横浜観魚会 平成30年 第1回研究会

「今年も始まりましたねー」といった挨拶を何度もしたこの日曜、今年初の研究会が行われ、今シーズンの幕開けといった雰囲気に包まれた。
横浜観魚会のイベントとしては、3月に行われた二歳会が今年初の催しとなるのだが、やはり花形の当歳が主役の研究会がスタートと感じるものである。
会場がこの横浜南部市場になって二年目、もう準備もなれたものである。8時頃には主要メンバーが集まり、倉庫からの備品の運び出し、洗面器の洗い、会場設置とサクサクと進み、あっという間に準備完了である。
9時頃から魚が洗面器に開けられ、まずは売り立ての開始。

黒仔から色変わりの済んだものまで様々なサイズのらんちゅうが並び、中には即戦力の個体もチラホラと。そのまま研究会の洗面器へといけるかも??
ひとりの方が出品した複数の黒仔を導入し、「これでひと池分、ここから絞っていくのも面白そう」とか「秋にこんなになりましたって見せてやろう」といった具合に、それぞれの目標や楽しみ方を見いだす。出所のわかっている魚の導入の良さでもある。

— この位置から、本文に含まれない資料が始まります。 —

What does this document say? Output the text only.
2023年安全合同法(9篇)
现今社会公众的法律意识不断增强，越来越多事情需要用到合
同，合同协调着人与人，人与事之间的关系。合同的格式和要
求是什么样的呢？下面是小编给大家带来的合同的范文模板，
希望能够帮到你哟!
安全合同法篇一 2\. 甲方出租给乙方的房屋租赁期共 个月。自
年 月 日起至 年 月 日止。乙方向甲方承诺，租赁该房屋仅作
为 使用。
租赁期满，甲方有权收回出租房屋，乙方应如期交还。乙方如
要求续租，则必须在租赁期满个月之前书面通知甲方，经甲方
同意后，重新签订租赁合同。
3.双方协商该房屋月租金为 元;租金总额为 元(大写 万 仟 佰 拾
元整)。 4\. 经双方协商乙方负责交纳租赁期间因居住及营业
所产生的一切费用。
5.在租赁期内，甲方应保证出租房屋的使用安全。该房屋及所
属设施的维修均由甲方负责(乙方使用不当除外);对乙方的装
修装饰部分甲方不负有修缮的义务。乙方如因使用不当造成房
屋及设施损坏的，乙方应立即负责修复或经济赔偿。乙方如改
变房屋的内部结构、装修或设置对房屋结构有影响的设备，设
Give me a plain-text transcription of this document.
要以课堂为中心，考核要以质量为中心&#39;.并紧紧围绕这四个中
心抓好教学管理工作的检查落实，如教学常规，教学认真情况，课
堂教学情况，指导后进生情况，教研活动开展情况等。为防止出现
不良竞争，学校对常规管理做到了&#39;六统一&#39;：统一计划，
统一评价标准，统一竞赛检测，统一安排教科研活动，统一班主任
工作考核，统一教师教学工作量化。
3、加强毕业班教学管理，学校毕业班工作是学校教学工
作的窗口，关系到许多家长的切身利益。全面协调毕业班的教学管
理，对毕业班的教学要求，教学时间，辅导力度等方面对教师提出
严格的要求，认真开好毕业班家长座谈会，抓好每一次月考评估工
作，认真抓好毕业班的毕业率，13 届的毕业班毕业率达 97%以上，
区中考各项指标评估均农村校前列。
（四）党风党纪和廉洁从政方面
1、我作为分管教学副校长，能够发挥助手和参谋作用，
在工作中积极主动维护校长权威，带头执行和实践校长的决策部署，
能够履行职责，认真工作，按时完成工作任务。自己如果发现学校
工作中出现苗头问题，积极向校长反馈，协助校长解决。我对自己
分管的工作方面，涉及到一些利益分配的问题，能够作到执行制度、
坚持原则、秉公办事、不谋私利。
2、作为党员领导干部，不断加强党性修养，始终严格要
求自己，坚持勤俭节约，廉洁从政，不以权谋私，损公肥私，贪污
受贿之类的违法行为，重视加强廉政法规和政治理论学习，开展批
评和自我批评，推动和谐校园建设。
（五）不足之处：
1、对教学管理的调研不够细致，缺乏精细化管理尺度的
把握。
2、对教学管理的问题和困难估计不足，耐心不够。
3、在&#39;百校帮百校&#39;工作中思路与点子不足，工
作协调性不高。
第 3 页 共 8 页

関東東錦も並ぶ。可愛らしい当歳魚はひと洗面器に20匹ほどが群れ泳ぎ、その様子を見ていると手を出したくなる。その横には二歳魚も出品されており、しっかりとした東錦の美しさに見とれている人もいた。なかなか関東東錦を入手できる機会は少なく、どの洗面器にも次々と札が入っていったものであった。
同時に研究会の受付も進行

研究会の第1回のみ、らんちゅうは大小二部門で行われる。
サイズとしてはややばらついていたか、大きいものは8cm、小さいのでは4cmほどのものもいたが、ほぼ色変わりの終わった魚たちであった。聞いていると、不安定な気候もあり、思うように育っていなかったり、5月まで仔引きをしているという声も複数聞かれた。大きめの個体はさすがに2月あたりに採ったものだが、家にはまだシュリンプを与えているのもいるという話も聞かれ、今年も皆さん天候との戦いに苦慮しているようであった。
サイズ分けは出品者の自己申告もあるが、両部門で60匹ほどの出品であった。
そして審査開始

らんちゅう二部門と東錦、三部門が同時に審査される。手前がらんちゅう小の部。
こちらはらんちゅう大の部

そして東錦

研究会の第1回は点数制ではなく、審査員三名の合議制で行われる。

らんちゅう大の部 一位 秋元和男氏

らんちゅう小の部 一位 秋元和男氏

両部門を房総らんちう会の秋元さんが獲得。東部大会支部対抗戦の三連覇中など勢いのある房総らんちう会、今年も暴走するようだ。
魚があがると洗面器周りはすぐに人で埋まる。

「今これなら、まだ隠し球あるでしょ」「今年もいいねぇ」「この先はどうする」など様々な話で盛り上がる。こうした仲間との会話を魚を目の前にしてできるのも楽しい時間である。競い合う相手であるが、一緒に楽しめるのがらんちゅう愛好会の仲間たちであった。次回の研究会は、7月第三日曜の15日に行われる。
その他のらんちゅう入賞魚は日らんホームページ http://nichiran.net/ で。
こちらには東錦を掲載しておく。
関東東錦 
一位 松下哲也

二位 矢作雄一

三位 矢作雄一

四位 松下哲也

五位 中澤俊男

六位 中澤俊男

七位 矢作雄一

八位 中澤俊男

九位 松下哲也

十位 松下哲也

十一位 井ノ口真誉

十二位 松下哲也

十三位 井ノ口真誉

十四位 安田英一

十五位 安田英一

十六位 袴田源一

まだ若く、関東東錦の特徴である浅葱色は出ていないが、来月の研究会ではさらに美しい姿を見せてくれるだろう。